I want to grab a dragon by its tail, get a good handhold. Whipped red and gold scales of oriental green-blue angles—wide surprised eyes of Chinese New Years and curling paper lanterns. Run down streets of uneven paving and hear the echo and I’d wish there was rain—to see the paper dragons, paper lanterns, melt in wet, goopy piles of brilliant colors and ink clouding puddles of swirling jeweled light.

Run—run down alleys and boulevards, in crowds—in loneliness, in brightest day and dreary clouded new-moon nights, when the air is clear and thin and cold and sound pierces and travels—hollow echo and sharp skinny cry—like a quartet of me and the run that is free and fine and clear—that is like one black straight line on white paper. A run with no implications—no fine writing or sticky noisy complaints. A run with no need for destination—no time and no beginning.

And the clip clop of heel on pavement , the rush of wind rings when I stop in crowded thoroughfare of empty street, and look up to see whatever is before me and to know that I can go on or change direction because limits are only these pullings in my legs and cramps in my sides and these, I know, I am capable of overcoming-of pushing through. And suddenly I am capable and totally limitless—as long as I push through, as long as I run: I am free.

Sunday, March 21, 2010

Inhabitable imaginary


I've started this blog selfishly. It's not for anyone but me. In fact, and maybe this is just the essence of blogging, it's all about me. And maybe that's why I'm doing it--to carve out a little space. A place, in my life of chaos and noise that's just for me to be quiet and still and try to think. A space for me to remember.

There are so many things I want to remember. And this speaks, more than anything, to what I've lost. We don't need to remember things that are still with us. Memory is the habitat of the lost. It is the frontier of longing and regretting and wishing. Partly because the trail of our past is responsible for our present. Partly because we long for time to stop and in memory, if only for a moment, we can inhabit the past. The time before time moved on.

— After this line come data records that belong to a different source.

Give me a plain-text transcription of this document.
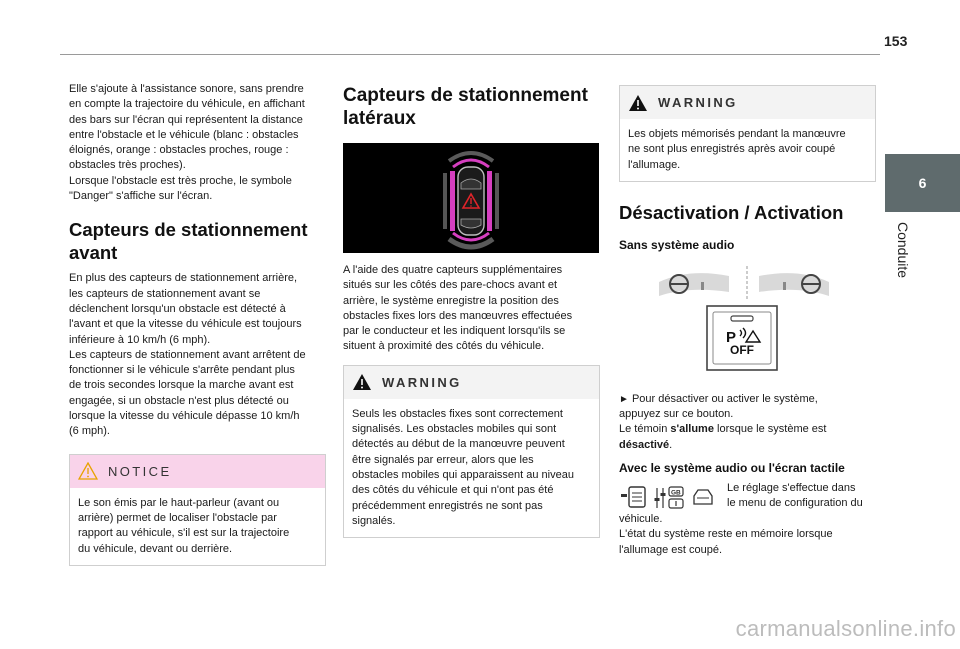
153
6
Conduite

Elle s'ajoute à l'assistance sonore, sans prendre
en compte la trajectoire du véhicule, en affichant
des bars sur l'écran qui représentent la distance
entre l'obstacle et le véhicule (blanc : obstacles
éloignés, orange : obstacles proches, rouge :
obstacles très proches).
Lorsque l'obstacle est très proche, le symbole
"Danger" s'affiche sur l'écran.

Capteurs de stationnement
avant

En plus des capteurs de stationnement arrière,
les capteurs de stationnement avant se
déclenchent lorsqu'un obstacle est détecté à
l'avant et que la vitesse du véhicule est toujours
inférieure à 10 km/h (6 mph).
Les capteurs de stationnement avant arrêtent de
fonctionner si le véhicule s'arrête pendant plus
de trois secondes lorsque la marche avant est
engagée, si un obstacle n'est plus détecté ou
lorsque la vitesse du véhicule dépasse 10 km/h
(6 mph).

NOTICE
Le son émis par le haut-parleur (avant ou
arrière) permet de localiser l'obstacle par
rapport au véhicule, s'il est sur la trajectoire
du véhicule, devant ou derrière.
Capteurs de stationnement
latéraux

A l'aide des quatre capteurs supplémentaires
situés sur les côtés des pare-chocs avant et
arrière, le système enregistre la position des
obstacles fixes lors des manœuvres effectuées
par le conducteur et les indiquent lorsqu'ils se
situent à proximité des côtés du véhicule.

WARNING
Seuls les obstacles fixes sont correctement
signalisés. Les obstacles mobiles qui sont
détectés au début de la manœuvre peuvent
être signalés par erreur, alors que les
obstacles mobiles qui apparaissent au niveau
des côtés du véhicule et qui n'ont pas été
précédemment enregistrés ne sont pas
signalés.
WARNING
Les objets mémorisés pendant la manœuvre
ne sont plus enregistrés après avoir coupé
l'allumage.
Désactivation / Activation
Sans système audio
P
OFF

► Pour désactiver ou activer le système,
appuyez sur ce bouton.
Le témoin s'allume lorsque le système est
désactivé.

Avec le système audio ou l'écran tactile
GB	Le réglage s'effectue dans
le menu de configuration du

véhicule.
L'état du système reste en mémoire lorsque
l'allumage est coupé.

carmanualsonline.info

Memory. In a word, this is what interests me more than anything. Memory recalls what has happened. Yet, it is not static but dynamic in nature. It can change. It can be wrong. It can become more complete later. It is three dimensional. Maybe four dimensional. When we remember something as we experienced it, that is one thing. That is as if what we experienced was filmed as through our eyes. We are limited by that viewpoint. Then, perhaps, someone else tells us what they remember of the same event, and suddenly we have greater dimension. We see more clearly--we can be outside of ourselves.

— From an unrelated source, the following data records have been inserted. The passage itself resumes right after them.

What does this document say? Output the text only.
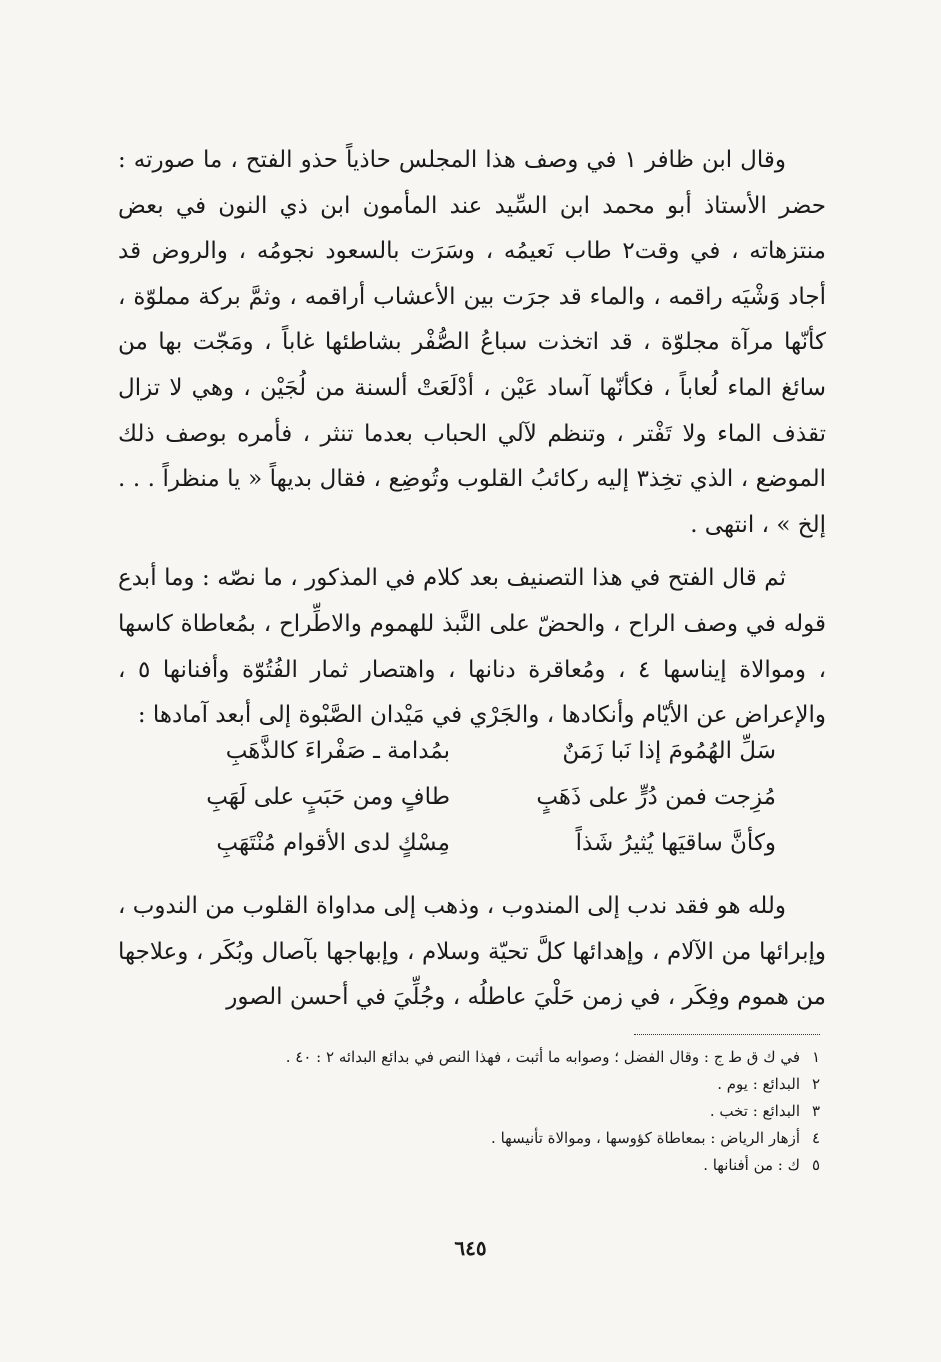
وقال ابن ظافر ١ في وصف هذا المجلس حاذياً حذو الفتح ، ما صورته : حضر الأستاذ أبو محمد ابن السِّيد عند المأمون ابن ذي النون في بعض منتزهاته ، في وقت٢ طاب نَعيمُه ، وسَرَت بالسعود نجومُه ، والروض قد أجاد وَشْيَه راقمه ، والماء قد جرَت بين الأعشاب أراقمه ، وثمَّ بركة مملوّة ، كأنّها مرآة مجلوّة ، قد اتخذت سباعُ الصُّفْر بشاطئها غاباً ، ومَجّت بها من سائغ الماء لُعاباً ، فكأنّها آساد عَيْن ، أدْلَعَتْ ألسنة من لُجَيْن ، وهي لا تزال تقذف الماء ولا تَفْتر ، وتنظم لآلي الحباب بعدما تنثر ، فأمره بوصف ذلك الموضع ، الذي تخِذ٣ إليه ركائبُ القلوب وتُوضِع ، فقال بديهاً « يا منظراً . . . إلخ » ، انتهى .

ثم قال الفتح في هذا التصنيف بعد كلام في المذكور ، ما نصّه : وما أبدع قوله في وصف الراح ، والحضّ على النَّبذ للهموم والاطِّراح ، بمُعاطاة كاسها ، وموالاة إيناسها ٤ ، ومُعاقرة دنانها ، واهتصار ثمار الفُتُوّة وأفنانها ٥ ، والإعراض عن الأيّام وأنكادها ، والجَرْي في مَيْدان الصَّبْوة إلى أبعد آمادها :

سَلِّ الهُمُومَ إذا نَبا زَمَنٌ
بمُدامة ـ صَفْراءَ كالذَّهَبِ
مُزِجت فمن دُرٍّ على ذَهَبٍ
طافٍ ومن حَبَبٍ على لَهَبِ
وكأنَّ ساقيَها يُثيرُ شَذاً
مِسْكٍ لدى الأقوام مُنْتَهَبِ

ولله هو فقد ندب إلى المندوب ، وذهب إلى مداواة القلوب من الندوب ، وإبرائها من الآلام ، وإهدائها كلَّ تحيّة وسلام ، وإبهاجها بآصال وبُكَر ، وعلاجها من هموم وفِكَر ، في زمن حَلْيَ عاطلُه ، وجُلِّيَ في أحسن الصور

١
في ك ق ط ج : وقال الفضل ؛ وصوابه ما أثبت ، فهذا النص في بدائع البدائه ٢ : ٤٠ .
٢
البدائع : يوم .
٣
البدائع : تخب .
٤
أزهار الرياض : بمعاطاة كؤوسها ، وموالاة تأنيسها .
٥
ك : من أفنانها .
٦٤٥
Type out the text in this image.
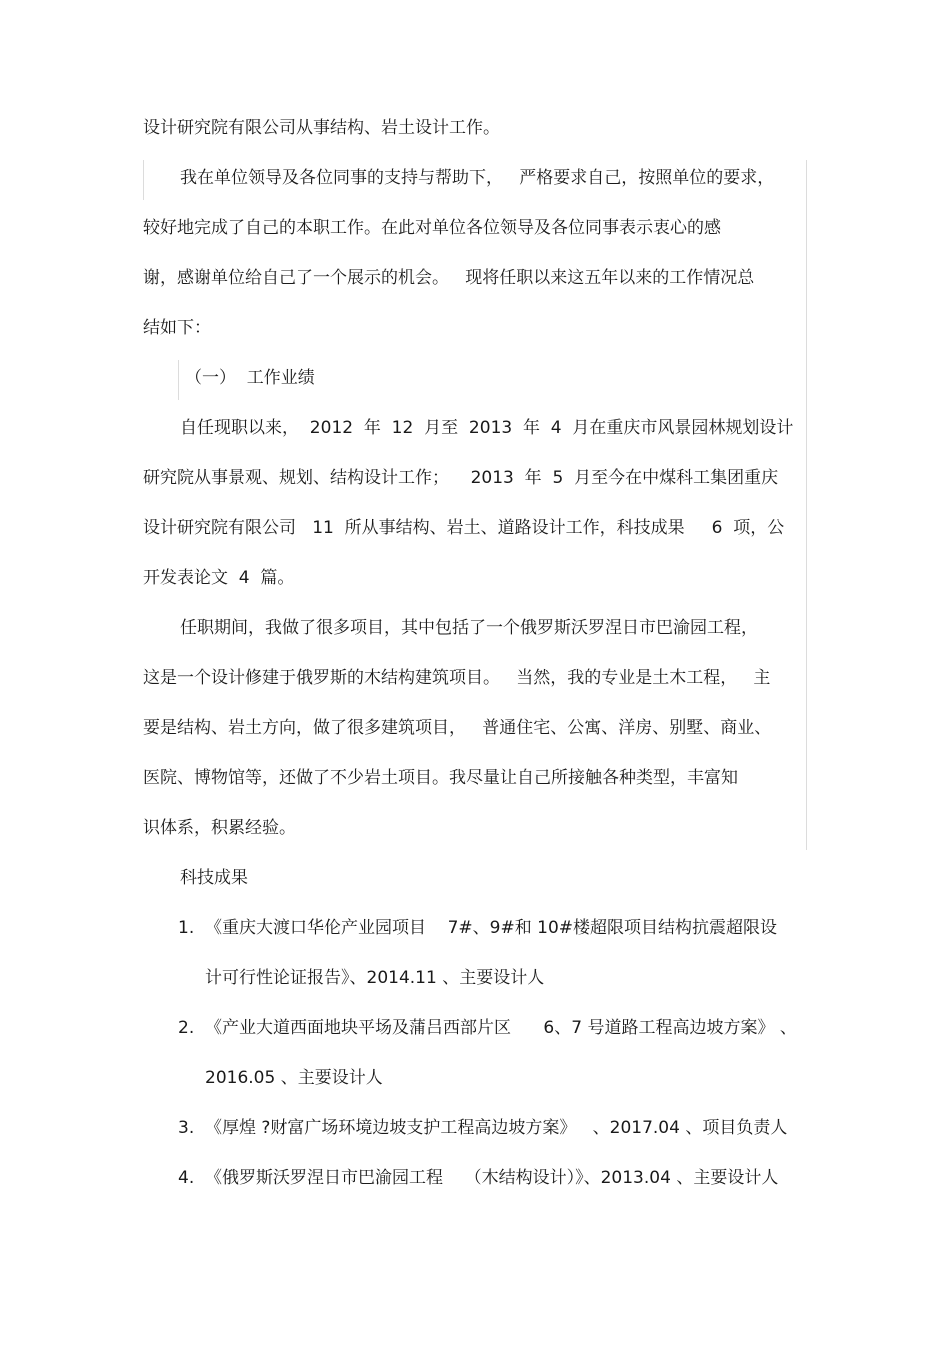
设计研究院有限公司从事结构、岩土设计工作。
我在单位领导及各位同事的支持与帮助下，   严格要求自己，按照单位的要求，
较好地完成了自己的本职工作。在此对单位各位领导及各位同事表示衷心的感
谢，感谢单位给自己了一个展示的机会。   现将任职以来这五年以来的工作情况总
结如下：
（一）  工作业绩
自任现职以来，  2012  年  12  月至  2013  年  4  月在重庆市风景园林规划设计
研究院从事景观、规划、结构设计工作；    2013  年  5  月至今在中煤科工集团重庆
设计研究院有限公司   11  所从事结构、岩土、道路设计工作，科技成果     6  项，公
开发表论文  4  篇。
任职期间，我做了很多项目，其中包括了一个俄罗斯沃罗涅日市巴渝园工程，
这是一个设计修建于俄罗斯的木结构建筑项目。   当然，我的专业是土木工程，   主
要是结构、岩土方向，做了很多建筑项目，   普通住宅、公寓、洋房、别墅、商业、
医院、博物馆等，还做了不少岩土项目。我尽量让自己所接触各种类型，丰富知
识体系，积累经验。
科技成果
1. 《重庆大渡口华伦产业园项目    7#、9#和 10#楼超限项目结构抗震超限设
计可行性论证报告》、2014.11 、主要设计人
2. 《产业大道西面地块平场及蒲吕西部片区      6、7 号道路工程高边坡方案》 、
2016.05 、主要设计人
3. 《厚煌 ?财富广场环境边坡支护工程高边坡方案》   、2017.04 、项目负责人
4. 《俄罗斯沃罗涅日市巴渝园工程    （木结构设计）》、2013.04 、主要设计人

I remembered so clearly my wedding. It was beautiful and tender and intimate and we followed it with a five week honeymoon in Europe. And the whole time we had such fun remembering the moments and the beauty and talking about what we had loved. And then we arrived home and we received the wedding photos. And suddenly, my memory of the wedding was replaced with a third person narrative of what it had looked like. I now can't remember any of it except what was photographed. So that my memory of our vows is no longer what I saw at the moment--the blinding nimbus of sun haloing Gordon's face--but an image of him and me standing aglow in the late afternoon sun. My memory now includes me--an image of me. Surreal.

And so memory--changing, grappling, rethinking the past--is important to me. Conceptually I'm intrigued by it. Emotionally I am pulled by it. Romantically I am moved by it. And it is even more interesting when connected to space. Every memory is clearly tied to the place of it's inception. Yet it is also connected to the physical space of each place it has been remembered from. So that as I type this now, I am both in the place where I first realized this, as well as walking along the path at Alamo Square park where I often thought about it, and also sitting at my computer in our old apartment in San Francisco where I first began writing about memory. In fact, we are transported to the space of memory. It is inhabitable. It is imaginary.

It is the purpose of this blog to be a total freedom for me. A space to write, and to be, and to relax without strictures. It is my own inhabitable imagined space.